Open-label Study of Tofacitinib for Moderate to Severe Skin Involvement in Young Adults With Lupus

Inclusion Criteria

• Male or female > 18 years of age and 40 kg body weight.
• Fulfilled at least 4 out of the 11 Classification Criteria for SLE by the time of screening.
• Willing to give written informed consent, must fully understand the requirements of the trial, and must be willing to comply with all trial visits and assessments.
• CLASI activity score of 8 or higher at screening and baseline despite standard of care therapy.
• Stable dose of prednisone of ≤ 20 mg/day within 2 weeks of enrollment.
• Female subjects of childbearing potential must use a highly effective method of contraception to prevent pregnancy (abstinence is considered highly effective) and must agree to continue to practice adequate contraception for the duration of their participation in the trial and for 28 days after their last dose of TOFA.
• Female subjects of childbearing potential must have a negative serum pregnancy test at screening and a negative urine pregnancy test at Trial Day 1 before dosing.
• For subjects receiving leflunomide treatment, total daily dose does not exceed 20 mg.
• A negative QuantiFERON-TB Gold In-Tube test performed within the 3 months prior to screening, or within the screening period prior to baseline.
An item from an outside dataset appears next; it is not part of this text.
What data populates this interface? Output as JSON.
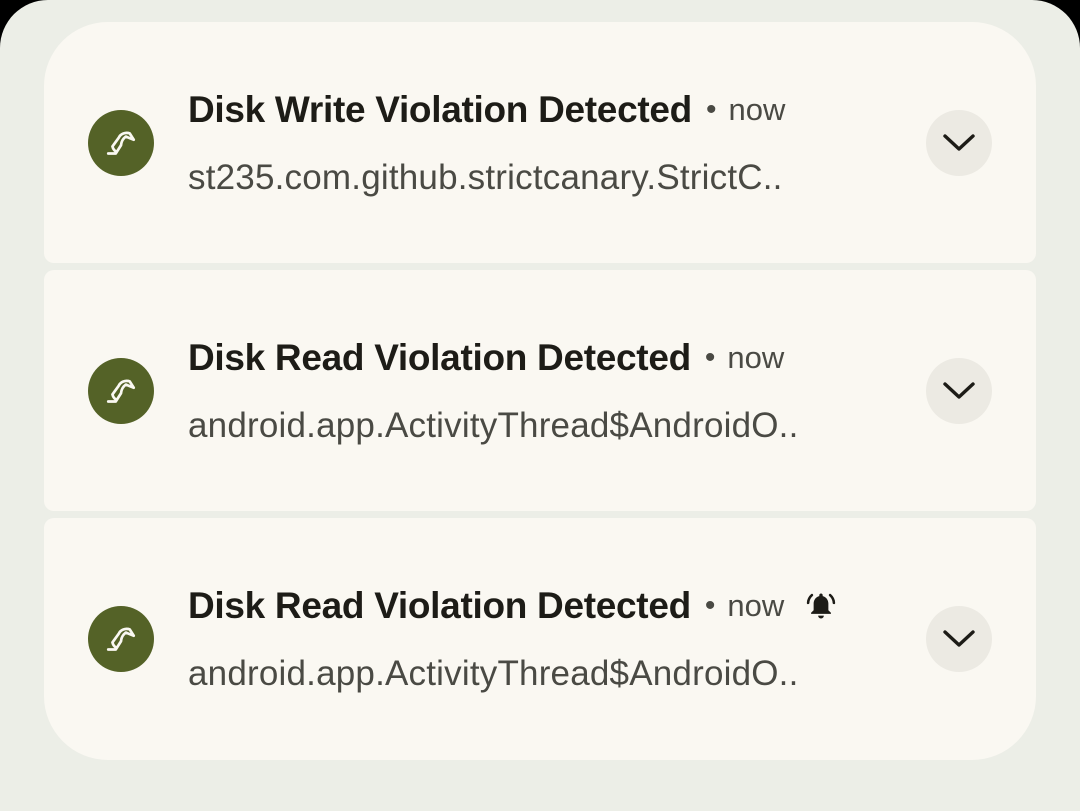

A negative PPD test can be substituted for the QuantiFERON-TB.
• Subjects either have protective varicella titers or evidence of having been vaccinated against varicella.

Exclusion Criteria

• Mild SLE-CL defined as a CLASI activity score of 7 or lower at screening and baseline.
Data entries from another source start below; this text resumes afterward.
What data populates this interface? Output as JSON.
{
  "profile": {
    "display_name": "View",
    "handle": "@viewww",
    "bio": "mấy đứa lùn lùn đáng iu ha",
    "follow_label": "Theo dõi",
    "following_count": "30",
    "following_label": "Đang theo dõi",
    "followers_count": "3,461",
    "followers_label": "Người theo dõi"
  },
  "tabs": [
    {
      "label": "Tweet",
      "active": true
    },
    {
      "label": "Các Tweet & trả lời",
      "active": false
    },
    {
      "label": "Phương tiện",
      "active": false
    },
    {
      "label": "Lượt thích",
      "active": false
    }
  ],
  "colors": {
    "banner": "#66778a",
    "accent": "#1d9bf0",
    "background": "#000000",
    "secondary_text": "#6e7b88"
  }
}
• Increase in CS dosing within 2 weeks prior to Trial Day 1, or expected to require an increase in CS dosing during the first 4 weeks of the study.
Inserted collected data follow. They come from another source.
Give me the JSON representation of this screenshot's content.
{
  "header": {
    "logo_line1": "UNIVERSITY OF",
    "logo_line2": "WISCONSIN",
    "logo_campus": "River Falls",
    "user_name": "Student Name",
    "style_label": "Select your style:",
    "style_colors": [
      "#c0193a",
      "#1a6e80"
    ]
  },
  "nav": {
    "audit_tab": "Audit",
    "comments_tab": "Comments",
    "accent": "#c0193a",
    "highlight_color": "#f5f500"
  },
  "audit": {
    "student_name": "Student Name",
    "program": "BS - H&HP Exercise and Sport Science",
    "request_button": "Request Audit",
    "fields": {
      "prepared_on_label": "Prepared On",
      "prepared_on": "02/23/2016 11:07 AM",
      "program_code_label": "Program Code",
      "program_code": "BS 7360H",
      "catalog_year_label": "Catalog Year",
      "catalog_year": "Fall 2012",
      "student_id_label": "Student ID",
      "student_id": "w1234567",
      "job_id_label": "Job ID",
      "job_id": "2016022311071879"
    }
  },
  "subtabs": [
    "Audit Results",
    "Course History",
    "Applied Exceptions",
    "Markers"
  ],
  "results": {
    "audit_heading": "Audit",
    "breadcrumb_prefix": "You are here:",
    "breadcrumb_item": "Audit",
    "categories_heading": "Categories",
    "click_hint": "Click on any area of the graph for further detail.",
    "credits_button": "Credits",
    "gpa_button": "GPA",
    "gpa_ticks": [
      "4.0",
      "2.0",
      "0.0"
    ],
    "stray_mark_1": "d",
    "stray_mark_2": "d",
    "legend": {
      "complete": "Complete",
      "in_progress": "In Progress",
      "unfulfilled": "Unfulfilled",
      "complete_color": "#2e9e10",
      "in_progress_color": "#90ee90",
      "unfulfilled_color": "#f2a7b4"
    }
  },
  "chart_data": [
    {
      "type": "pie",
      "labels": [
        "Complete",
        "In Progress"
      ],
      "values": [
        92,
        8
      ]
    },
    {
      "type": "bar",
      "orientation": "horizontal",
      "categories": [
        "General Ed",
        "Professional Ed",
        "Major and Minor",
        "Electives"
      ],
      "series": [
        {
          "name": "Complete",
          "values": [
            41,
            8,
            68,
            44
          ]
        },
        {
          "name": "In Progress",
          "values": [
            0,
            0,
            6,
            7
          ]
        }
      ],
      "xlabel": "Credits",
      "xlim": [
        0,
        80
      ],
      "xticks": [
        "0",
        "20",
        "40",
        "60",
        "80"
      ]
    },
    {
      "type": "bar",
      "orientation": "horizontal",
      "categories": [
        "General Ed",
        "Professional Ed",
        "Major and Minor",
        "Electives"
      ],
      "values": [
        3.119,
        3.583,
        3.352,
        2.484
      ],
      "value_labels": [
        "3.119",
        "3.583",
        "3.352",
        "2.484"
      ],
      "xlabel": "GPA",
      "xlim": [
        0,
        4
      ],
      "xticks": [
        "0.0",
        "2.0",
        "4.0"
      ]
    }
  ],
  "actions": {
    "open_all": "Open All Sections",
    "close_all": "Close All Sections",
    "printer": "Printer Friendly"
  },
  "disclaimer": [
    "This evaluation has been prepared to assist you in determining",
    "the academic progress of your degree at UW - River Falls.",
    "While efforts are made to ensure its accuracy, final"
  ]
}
• Use of i.v. corticosteroids within 4 weeks prior to Trial Day 1.
• Increase in dosing of methotrexate, leflunomide, within 4 weeks before Trial Day 1 or expected to require an increase during the first 8-weeks of the study.
• Increase in dosing of hydroxychloroquine, or chloroquine within 4 weeks before Trial Day 1 or expected to require an increase during the first 8-weeks of the study.
• Rituximab within 1 year of Trial Day 1.
• Increase in dosing of any medication or herbal treatment considered to have immunosuppressive properties with 4 weeks before Trial Day 1.
• Prior treatment with or known intolerability of TOFA.
• Use of cyclophosphamide (i.v. or oral), cyclosporine, or tacrolimus within 12 weeks prior to Trial Day 1.
• Treatment with other investigational agents within the last 6 months or 5 half-lives, or as per washout requirement from the previous protocol, whichever is longer.
• Estimated glomerular filtration rate less than or equal to 60 mL/min /1.73 m2.
• Known positive Human Immunodeficiency Virus (HIV), Hepatitis C Virus (HCV), or Hepatitis B surface antigen (HBsAg) serology.
• Any condition, including findings in the laboratory tests, medical history, or other screening assessments, that, in the opinion of the Investigator, constitutes an inappropriate risk or a contraindication for participation in the trial or that could interfere with the trial's objectives, conduct, or evaluation.
• Active central nervous system SLE deemed to be severe or progressive and/or associated with significant cognitive impairment leading to inability to provide informed consent and/or comply with the protocol.
• Significant renal disease due to a reason(s) other than Lupus Nephritis (e.g. diabetes mellitus, renovascular disease, or antiphospholipid syndrome).
• Severely active Lupus Nephritis defined as a renal BILAG A score.
• History of dialysis within 3 months prior to Trial Day 1 or expected to need during the trial.
• History of or planned renal or other organ transplantation.
• Known active clinically significant viral, bacterial or fungal infection, or any major episode of infection requiring hospitalization or treatment with parenteral anti-infectives within 8 weeks of screening, or completion of oral anti-infectives within 2 weeks of Trial Day 1.